Мне пришлось раза три-четыре побывать на них… Вспоминаю разговор как раз о Шекспире.
Никита уверял, что в Европе уже давно не понимают Шекспира. Не понимают в том смысле, что не могут войти в существо изображаемых Шекспиром героев. «В Европе, – говорил Никита, – настолько быстрая жизнь, что не хватает времени остановиться, вникнуть в драму Гамлета или леди Макбет. Кроме того, в Европе едва ли найдется человек, способный своею жизнью повторить судьбу героев Шекспира…»
Откуда у Никиты были такие знания о Европе, я не знаю. Но надо было видеть этого вдохновенного осетина-философа, с глазами черными как уголь и горящими искренностью и убеждением. Надо было послушать этого природного оратора, когда он, без шапки, с горой курчавых темных волос, драматически завернутый в черный плащ, прорицал свои утверждения.
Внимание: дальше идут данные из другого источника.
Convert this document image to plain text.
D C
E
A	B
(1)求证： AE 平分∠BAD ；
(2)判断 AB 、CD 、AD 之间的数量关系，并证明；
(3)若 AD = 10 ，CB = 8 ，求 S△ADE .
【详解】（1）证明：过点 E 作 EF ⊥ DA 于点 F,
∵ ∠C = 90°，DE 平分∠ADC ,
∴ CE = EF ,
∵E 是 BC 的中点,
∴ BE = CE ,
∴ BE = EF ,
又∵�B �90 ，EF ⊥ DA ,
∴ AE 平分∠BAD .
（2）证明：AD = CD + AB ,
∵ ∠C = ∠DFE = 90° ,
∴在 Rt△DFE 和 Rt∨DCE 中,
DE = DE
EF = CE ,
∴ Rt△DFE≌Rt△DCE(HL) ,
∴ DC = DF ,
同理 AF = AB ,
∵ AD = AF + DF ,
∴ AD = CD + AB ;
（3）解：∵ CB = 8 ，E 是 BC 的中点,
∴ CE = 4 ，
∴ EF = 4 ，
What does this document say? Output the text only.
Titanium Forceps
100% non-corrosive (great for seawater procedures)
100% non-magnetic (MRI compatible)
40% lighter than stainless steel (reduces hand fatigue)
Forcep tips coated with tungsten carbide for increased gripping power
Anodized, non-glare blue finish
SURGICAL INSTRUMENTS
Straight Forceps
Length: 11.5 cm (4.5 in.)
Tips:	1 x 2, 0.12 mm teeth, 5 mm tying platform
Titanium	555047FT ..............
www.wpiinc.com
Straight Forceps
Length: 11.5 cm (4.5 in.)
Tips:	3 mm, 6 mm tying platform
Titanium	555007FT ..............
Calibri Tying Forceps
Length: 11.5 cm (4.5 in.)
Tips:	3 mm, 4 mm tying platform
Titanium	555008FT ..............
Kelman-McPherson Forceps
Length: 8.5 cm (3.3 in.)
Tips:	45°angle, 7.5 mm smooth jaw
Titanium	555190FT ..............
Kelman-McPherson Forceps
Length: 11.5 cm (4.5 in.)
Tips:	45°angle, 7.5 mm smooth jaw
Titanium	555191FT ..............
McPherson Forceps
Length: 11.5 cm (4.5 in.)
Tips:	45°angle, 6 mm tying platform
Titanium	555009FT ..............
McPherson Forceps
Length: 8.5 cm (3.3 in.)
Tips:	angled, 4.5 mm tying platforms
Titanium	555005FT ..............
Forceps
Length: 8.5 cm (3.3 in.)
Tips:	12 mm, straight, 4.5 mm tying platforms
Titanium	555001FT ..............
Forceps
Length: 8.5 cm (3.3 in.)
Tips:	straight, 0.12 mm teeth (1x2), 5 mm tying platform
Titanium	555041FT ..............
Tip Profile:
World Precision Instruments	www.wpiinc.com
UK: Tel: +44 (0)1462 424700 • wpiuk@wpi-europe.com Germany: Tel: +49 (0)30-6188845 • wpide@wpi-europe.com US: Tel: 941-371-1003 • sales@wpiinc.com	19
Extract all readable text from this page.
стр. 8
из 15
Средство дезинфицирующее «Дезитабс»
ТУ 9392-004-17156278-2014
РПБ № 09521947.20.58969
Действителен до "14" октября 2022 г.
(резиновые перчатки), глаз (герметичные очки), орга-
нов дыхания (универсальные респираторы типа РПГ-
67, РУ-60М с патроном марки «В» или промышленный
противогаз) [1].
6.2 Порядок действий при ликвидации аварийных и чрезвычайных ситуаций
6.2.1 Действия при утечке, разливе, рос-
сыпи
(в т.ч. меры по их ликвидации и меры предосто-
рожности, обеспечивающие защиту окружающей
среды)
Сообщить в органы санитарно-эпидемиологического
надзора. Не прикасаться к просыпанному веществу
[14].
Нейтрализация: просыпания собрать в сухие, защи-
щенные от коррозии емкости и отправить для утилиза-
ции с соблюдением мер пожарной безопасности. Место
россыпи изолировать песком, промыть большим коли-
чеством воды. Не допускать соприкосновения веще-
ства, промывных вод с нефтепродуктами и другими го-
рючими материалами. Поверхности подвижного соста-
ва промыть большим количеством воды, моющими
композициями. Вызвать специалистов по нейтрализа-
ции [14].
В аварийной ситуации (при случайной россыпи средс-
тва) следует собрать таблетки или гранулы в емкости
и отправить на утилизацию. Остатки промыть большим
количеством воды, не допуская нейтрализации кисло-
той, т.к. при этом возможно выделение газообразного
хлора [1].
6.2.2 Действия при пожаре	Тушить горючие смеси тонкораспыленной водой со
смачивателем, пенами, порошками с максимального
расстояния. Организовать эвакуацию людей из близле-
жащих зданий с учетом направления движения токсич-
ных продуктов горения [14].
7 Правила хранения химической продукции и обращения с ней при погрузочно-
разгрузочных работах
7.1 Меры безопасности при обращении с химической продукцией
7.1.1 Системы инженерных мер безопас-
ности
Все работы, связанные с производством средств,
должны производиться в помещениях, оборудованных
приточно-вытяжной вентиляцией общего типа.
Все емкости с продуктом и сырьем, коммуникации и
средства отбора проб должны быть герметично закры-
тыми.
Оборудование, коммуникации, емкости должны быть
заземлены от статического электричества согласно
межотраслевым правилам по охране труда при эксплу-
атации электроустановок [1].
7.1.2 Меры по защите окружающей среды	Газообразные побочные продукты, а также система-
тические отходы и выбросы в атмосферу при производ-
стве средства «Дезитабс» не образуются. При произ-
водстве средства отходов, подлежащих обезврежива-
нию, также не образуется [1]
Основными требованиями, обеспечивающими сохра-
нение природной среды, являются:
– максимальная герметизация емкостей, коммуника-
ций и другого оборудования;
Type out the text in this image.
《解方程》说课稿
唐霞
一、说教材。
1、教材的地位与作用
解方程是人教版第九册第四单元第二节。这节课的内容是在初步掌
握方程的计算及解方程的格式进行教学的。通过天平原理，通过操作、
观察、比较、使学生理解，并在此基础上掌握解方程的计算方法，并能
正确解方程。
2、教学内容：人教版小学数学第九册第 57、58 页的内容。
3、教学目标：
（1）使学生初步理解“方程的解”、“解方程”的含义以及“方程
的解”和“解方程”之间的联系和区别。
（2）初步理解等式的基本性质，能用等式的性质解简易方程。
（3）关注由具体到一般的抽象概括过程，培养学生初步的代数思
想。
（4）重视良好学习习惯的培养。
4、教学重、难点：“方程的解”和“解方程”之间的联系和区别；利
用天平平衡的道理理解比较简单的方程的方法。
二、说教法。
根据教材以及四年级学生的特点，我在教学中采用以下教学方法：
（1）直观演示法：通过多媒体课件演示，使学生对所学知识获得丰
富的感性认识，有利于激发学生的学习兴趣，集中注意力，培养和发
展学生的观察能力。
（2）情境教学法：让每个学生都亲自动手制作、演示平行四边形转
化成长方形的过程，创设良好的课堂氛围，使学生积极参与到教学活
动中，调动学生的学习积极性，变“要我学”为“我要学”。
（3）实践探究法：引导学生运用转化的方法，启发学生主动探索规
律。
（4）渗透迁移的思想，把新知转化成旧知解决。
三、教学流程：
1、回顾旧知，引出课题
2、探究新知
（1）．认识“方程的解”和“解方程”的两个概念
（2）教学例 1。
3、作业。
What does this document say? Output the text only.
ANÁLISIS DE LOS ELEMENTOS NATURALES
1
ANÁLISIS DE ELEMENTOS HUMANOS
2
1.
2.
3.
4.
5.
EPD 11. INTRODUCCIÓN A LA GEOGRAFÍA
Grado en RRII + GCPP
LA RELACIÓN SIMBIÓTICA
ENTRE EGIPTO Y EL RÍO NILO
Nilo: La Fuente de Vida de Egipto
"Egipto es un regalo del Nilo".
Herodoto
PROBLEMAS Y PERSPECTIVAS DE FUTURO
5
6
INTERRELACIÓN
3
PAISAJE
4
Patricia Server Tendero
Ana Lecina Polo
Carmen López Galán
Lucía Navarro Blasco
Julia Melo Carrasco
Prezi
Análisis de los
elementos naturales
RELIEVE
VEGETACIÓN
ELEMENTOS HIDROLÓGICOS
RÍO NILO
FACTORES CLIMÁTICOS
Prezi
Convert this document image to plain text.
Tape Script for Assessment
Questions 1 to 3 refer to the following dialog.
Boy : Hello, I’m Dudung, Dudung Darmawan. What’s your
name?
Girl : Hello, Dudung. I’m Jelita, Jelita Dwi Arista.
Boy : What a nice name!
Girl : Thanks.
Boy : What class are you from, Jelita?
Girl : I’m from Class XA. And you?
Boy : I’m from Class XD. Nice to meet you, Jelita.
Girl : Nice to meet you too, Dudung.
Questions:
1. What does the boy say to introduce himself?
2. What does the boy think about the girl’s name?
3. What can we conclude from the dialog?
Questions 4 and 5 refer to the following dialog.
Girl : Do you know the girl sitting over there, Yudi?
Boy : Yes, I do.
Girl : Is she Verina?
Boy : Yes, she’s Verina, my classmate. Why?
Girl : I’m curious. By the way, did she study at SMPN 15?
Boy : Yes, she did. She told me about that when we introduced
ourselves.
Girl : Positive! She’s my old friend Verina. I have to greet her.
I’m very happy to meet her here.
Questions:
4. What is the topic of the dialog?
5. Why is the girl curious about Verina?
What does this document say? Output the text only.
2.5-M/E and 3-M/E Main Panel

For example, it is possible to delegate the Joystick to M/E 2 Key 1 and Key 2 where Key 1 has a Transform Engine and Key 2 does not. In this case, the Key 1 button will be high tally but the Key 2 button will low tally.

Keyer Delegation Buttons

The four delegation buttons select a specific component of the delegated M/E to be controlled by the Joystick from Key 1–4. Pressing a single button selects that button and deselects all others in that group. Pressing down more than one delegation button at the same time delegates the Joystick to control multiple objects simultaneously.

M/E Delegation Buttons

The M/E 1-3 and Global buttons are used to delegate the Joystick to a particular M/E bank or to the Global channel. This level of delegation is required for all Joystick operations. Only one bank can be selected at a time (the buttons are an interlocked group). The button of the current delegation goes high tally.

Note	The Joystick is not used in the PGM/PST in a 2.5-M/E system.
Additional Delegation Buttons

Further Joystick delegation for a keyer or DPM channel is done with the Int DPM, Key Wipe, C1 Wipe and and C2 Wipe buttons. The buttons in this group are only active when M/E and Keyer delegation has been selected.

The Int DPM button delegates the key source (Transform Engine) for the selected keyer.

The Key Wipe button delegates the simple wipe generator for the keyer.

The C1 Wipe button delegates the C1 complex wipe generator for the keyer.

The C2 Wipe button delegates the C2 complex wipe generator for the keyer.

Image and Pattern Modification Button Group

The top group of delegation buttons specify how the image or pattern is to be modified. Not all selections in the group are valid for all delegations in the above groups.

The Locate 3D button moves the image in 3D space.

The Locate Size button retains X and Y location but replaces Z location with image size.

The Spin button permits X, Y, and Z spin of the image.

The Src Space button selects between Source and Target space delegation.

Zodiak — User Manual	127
Голос у него был несколько глухой, и не всегда и не все слова он произносил ясно. Как настоящий кавказец, он обладал красивой плавной жестикуляцией. Не той нервной мелкой и дешевой жестикуляцией, которая заимствована от суетливых детей Сиона, а неторопливой, величавой жестикуляцией настоящих господ жизни – родоначальников кавказской расы, прямых потомков Прометея.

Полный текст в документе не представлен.